Promoting better sanitation, hygiene and health in Uganda: Chailla’s Story - GOAL Global Skip to content

Promoting better sanitation, hygiene and health in Uganda: Chailla’s Story

 

November 19, 2022 • 3 min read

This World Toilet Day (19th November) GOAL is committed to ensuring that vulnerable communities have access to the right information on hygiene and sanitation to prevent disease and help save lives.

Sixty-four-year-old Chailla had never used a toilet. Like most people in Lodoi Village, Ik County in northern Uganda, he and his family used nearby bushes to answer nature’s call.

Chailla is an elder in his community of over 160 people, and says that for many years, his family suffered constant outbreaks of diarrhoea. He was unaware that recurring illness was caused by open defecation in the bushes around his home.

“We were unaware of the dangers of using the bushes behind our house. My family had frequent diarrhoea outbreaks because of the faecal matter which was by now smelling all over the home,” he says. “Whenever it rained, it became unbearable.”

Inspired to Make a Change

Things began to change for Chailla and his family when a team from the Karamoja Peace and Development Agency (KAPDA) visited the village. The team held a series of workshops with community members on the importance of proper hygiene and sanitation with support from GOAL under the Sustainable Water, Sanitation and Hygiene (SWASH), funded by Charity: Water.

During the workshops, Chailla learned about the harmful impact of open defecation, as well as hygiene related diseases like cholera and diarrhoea. He was inspired to make a change. The information he received during the workshops empowered and motivated him to start constructing his own latrine (toilet) at home. To lead by example in his community.

“I started by digging the pit, raised the latrine structure, and finally thatched it. I then did the mud walls together with my family,” he says.

“As an elder in my community, I felt the need to make a latrine, and other families are planning to construct theirs. I didn’t want to go back to the regular suffering that my family had experienced.”

Positive Impact in the Community

Other community members soon started emulating what Chailla had done by constructing their own pit latrines, including his neighbour, Alex.

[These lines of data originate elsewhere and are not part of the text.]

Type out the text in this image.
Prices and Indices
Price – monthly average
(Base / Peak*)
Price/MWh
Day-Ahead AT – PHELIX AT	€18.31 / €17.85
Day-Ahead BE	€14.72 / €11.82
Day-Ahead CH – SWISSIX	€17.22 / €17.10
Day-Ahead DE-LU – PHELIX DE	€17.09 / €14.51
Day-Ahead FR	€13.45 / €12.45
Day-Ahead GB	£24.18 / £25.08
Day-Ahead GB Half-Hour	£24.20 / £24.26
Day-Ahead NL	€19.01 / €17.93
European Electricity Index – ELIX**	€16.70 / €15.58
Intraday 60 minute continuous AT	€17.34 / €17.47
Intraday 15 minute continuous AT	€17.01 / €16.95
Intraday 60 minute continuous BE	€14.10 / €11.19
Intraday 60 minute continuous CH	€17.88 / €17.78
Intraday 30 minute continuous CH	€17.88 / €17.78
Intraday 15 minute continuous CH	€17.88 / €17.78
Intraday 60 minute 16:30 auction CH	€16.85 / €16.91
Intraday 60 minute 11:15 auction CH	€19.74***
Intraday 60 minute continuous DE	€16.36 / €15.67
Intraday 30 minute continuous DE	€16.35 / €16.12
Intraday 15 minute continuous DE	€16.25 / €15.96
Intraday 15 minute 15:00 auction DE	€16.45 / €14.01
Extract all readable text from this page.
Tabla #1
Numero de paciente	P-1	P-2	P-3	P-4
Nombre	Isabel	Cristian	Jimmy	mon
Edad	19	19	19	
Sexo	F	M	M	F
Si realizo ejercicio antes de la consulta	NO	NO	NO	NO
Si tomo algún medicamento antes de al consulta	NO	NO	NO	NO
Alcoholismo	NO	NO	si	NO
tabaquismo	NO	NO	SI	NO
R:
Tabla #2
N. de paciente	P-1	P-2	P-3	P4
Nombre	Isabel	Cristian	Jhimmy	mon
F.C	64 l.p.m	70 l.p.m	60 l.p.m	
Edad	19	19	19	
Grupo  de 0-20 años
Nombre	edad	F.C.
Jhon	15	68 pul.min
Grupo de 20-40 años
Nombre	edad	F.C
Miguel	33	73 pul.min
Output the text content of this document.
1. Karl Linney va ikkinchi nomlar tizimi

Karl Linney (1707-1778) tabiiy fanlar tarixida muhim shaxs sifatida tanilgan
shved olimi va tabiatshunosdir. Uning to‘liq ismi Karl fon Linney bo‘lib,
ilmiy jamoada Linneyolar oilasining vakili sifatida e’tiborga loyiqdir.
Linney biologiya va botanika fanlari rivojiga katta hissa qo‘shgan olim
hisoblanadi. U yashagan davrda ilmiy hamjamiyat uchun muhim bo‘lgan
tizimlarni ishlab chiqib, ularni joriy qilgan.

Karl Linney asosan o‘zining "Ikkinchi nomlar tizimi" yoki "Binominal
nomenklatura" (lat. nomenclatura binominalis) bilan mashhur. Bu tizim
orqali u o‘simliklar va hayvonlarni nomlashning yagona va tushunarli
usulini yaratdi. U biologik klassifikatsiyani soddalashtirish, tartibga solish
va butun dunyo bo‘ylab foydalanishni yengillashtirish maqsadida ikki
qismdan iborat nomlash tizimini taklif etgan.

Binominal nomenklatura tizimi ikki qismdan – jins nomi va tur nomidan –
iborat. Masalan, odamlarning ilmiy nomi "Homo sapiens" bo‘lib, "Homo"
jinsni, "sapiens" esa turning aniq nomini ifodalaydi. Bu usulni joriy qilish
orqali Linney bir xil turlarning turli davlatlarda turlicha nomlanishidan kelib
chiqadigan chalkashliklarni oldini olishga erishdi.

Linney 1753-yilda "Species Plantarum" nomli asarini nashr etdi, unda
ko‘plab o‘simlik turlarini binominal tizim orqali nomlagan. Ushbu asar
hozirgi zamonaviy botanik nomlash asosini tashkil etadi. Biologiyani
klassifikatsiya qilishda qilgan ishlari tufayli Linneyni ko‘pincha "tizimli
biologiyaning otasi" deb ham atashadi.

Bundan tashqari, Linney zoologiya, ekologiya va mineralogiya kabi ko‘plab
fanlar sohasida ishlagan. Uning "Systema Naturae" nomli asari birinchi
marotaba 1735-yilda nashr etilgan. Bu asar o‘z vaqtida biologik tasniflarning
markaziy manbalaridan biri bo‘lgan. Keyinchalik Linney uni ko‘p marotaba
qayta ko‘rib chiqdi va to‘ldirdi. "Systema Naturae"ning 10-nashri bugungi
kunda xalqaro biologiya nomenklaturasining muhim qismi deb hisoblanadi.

“Chailla is our elder is this village and once I saw him start constructing his pit latrine, I did not want to continue to use the bushes. I started constructing my own latrine,” says 24-year-old Alex.

Alex with his newly constructed latrine.

Another neighbour, 29-year-old Paul, says he was inspired to construct his own pit latrine after seeing what Chailla had done for his family.

“I realised that using the bush was not only endangering me, but my entire community,” he says.

Chailla is proud of his community and wants to ensure that everyone can be as healthy as possible.

“I would like to thank GOAL and KAPDA for bringing this message to my village. I continue to encourage my fellow community members to adopt latrines so that we can be saved from poor health and disease.”

Chailla’s neighbour Paul with his new latrine.

WASH in Uganda

Since 2015, GOAL has worked with over 700 villages in the districts of Bugiri and Namayingo, eastern sub-region. In 2021, more than 174 boreholes were rehabilitated and 594 stand-pump boreholes were constructed. In local schools, over 40 latrine blocks were built, leading to healthier, happier outcomes for children and families. Working together, these communities have since been certified as being Open Defecation Free (ODF).

World Toilet Day

World Toilet Day (19th November) promotes taking action to improve sanitation around the world and to achieve Sustainable Development Goal 6: Water and Sanitation for All by 2030. Today, 3.6 billion people around the world cannot access adequate sanitation facilities, impacting health and polluting the environment.

The World Toilet Day 2022 campaign, with the theme ‘Making the Invisible Visible’, focuses on improving sanitation so that human waste does not spread into rivers, lakes and soil, polluting underground water sources.